Aug 182015

Sai Sircu, Night Sister

Friends of mine asked me to create a Night Sister costume, specifically that of Sai Sircu. They already had that costume, but it was made from way-too-shiny polyester satin, unstabilized so all parts were sort of floppy, and were therefore not happy with it; but they still loved the character, so a new costume with better materials was what they asked for.

I started by selecting fabric. The fabric that’s actually shown in the illustration seems to have a slight sheen, but is not shiny – in other words, more like what real word taffetta would be opposed to satin. It also seems sort of stiff – again, more like taffeta than satin.

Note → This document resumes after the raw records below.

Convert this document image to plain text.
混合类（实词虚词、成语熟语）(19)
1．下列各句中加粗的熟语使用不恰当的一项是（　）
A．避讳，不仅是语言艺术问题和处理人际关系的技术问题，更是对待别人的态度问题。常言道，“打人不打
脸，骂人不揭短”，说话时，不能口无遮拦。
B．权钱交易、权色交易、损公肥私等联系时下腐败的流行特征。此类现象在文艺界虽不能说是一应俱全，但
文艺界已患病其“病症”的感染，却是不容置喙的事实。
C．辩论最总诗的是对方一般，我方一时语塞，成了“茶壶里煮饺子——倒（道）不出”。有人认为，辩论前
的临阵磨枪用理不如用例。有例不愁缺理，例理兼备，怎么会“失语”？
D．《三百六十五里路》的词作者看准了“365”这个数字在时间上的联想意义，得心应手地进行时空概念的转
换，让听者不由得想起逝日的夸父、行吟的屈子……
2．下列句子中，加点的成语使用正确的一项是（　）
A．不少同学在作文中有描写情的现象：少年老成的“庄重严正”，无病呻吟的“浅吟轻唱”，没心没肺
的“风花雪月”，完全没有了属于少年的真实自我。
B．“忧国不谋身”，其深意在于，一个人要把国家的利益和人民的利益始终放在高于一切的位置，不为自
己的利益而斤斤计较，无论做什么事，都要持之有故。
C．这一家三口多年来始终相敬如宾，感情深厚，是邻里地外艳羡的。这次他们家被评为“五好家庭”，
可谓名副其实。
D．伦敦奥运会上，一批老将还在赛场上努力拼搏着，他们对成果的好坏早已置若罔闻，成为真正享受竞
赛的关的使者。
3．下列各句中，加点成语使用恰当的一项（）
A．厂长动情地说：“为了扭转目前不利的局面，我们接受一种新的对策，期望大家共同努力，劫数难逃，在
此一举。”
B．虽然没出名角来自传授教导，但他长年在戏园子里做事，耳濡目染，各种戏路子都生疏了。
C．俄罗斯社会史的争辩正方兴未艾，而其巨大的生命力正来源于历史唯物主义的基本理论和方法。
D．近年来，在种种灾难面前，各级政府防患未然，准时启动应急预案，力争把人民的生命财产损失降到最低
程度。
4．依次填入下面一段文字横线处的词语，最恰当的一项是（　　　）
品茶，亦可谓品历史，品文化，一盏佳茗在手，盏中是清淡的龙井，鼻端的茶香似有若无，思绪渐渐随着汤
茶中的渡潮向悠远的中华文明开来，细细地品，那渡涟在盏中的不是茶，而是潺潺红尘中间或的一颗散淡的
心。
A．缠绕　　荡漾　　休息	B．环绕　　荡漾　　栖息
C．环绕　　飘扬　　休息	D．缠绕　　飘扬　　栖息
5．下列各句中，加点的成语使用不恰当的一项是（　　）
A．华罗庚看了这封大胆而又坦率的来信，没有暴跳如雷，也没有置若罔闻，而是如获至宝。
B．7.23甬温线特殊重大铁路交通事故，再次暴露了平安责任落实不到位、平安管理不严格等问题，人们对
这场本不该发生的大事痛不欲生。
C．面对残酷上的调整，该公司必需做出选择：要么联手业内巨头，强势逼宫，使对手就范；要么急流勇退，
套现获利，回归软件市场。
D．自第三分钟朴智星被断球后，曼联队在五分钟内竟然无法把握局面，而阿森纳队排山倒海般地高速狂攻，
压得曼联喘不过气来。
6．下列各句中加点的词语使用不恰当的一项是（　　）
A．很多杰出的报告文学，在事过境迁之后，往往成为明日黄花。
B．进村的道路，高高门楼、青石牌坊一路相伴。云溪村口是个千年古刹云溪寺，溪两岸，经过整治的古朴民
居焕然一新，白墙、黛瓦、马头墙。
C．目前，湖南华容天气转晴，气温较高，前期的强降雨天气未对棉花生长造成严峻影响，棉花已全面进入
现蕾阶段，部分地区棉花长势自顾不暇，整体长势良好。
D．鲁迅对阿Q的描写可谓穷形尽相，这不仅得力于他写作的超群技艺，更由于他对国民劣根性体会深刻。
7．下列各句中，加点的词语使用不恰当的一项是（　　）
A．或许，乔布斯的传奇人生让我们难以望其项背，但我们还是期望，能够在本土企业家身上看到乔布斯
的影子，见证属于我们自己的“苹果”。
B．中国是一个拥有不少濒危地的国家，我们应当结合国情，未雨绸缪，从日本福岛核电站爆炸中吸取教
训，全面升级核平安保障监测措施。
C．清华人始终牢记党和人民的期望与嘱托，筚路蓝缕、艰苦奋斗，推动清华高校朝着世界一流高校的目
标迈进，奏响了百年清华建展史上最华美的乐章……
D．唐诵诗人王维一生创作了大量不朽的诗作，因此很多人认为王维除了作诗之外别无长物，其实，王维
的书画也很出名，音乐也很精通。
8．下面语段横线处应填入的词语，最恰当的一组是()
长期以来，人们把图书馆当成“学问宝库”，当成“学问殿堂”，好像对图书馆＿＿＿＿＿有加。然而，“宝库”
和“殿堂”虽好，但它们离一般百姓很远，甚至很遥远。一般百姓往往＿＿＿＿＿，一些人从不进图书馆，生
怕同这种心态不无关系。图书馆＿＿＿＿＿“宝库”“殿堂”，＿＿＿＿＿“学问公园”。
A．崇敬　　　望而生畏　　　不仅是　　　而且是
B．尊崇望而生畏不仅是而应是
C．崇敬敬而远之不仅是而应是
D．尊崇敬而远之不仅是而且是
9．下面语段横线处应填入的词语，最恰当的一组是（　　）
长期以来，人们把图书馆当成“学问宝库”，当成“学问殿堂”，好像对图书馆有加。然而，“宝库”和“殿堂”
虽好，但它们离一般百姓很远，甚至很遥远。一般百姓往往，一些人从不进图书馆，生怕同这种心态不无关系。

I chose a double-sided (one side woven colored, the other side is woven black), therefore iridescent Duchesse Satin. Don’t be confused by the name; double-sided Duchesse satin has way more in common with taffeta than with satin, drape- and sheen- wise.

Color swatches for the costume – we chose „Apple“ (small swatch to the left) and Midnight Blue (large swatch to the right), as, compared to the illustration, those colors seemed to fit best. 

I started by draping a mockup for the base dress over my dress mannequin, then sketched down the precise placement of the draped fabric pieces on that mockup. That helped a lot with the placement for the pleated, draped fabric pieces.

The draped mockup on my dress mannequin, with the placement of the draped panels sketched down to it.

One problem I faced were the „loose“ panels which wrap around the hip.
Without any kind of stabilizer, those would just „flop down“ and, with gravity and movements, started to move and wrap all weird around the body – which doesn’t only look bad but can become quite uncomfortable.

My solution was to sew an almost invisible layer of ivory tulle behind the openings between those panels.

As you can probably see, you can only see, or rather „guess“ the tulle if you are REALLY close (as close as next to no one ever gets to a costume – the regular viewing distance is approximately ten feet); EXCEPT if you wear dark underwear beneath it. That, however, isn’t supposed to happen – the costume has to be worn with opaque tights or leggings; a-bit-lighter-than-skin-colored.

The tulle really just helps to keep those draped panels where they are supposed to be, all the time, so the person wearing the costume doesn’t have to worry about them. Similarly, dance costumes are „held in place“ if the actual fabric that you can see just seems to be in places where it could never, ever „hold“ the fabric to the body.

The wrapping of the colored pieces of fabric around the body is really, more or less, intuitive. You know, if the front wraps like „this“, the back can only wrap in certain ways.
It did help a lot to look at the way fabric wrapped around the body of other Night Sisters, though. From the intuitive way in combination with the way the fabric wraps on other Night Sisters, I developed the wrapping pattern for this costume.

This picture shows the wrapped dress from all sides.

Again, as you can probably see, the tulle which stabilizes the side bottom draped panels is basically invisible.

 The draped panels are securely stitched to a solid base dress using invisible hand stitching. That makes sure that the draped panels will stay in place, no matter what happens.
The base dress closes at the side with a zipper.

The „cape“ and „spikes“ part was interesting to create.

I basically created a one-sided shoulder cloak, pleated at the shoulder; then added the „spike“ parts to it. They are stabilized with hat wire; so they’re not too stiff and can bend to be packed down, but are also lightweight. They also move with wind and body motion.

For the boots, I glued and sewed the Duchesse satin over a base of flat, overknee boots. That, combined with straps of fabric with a piece of rubber on the inside to prevent them from slipping, creates the illusion of „leg wraps“.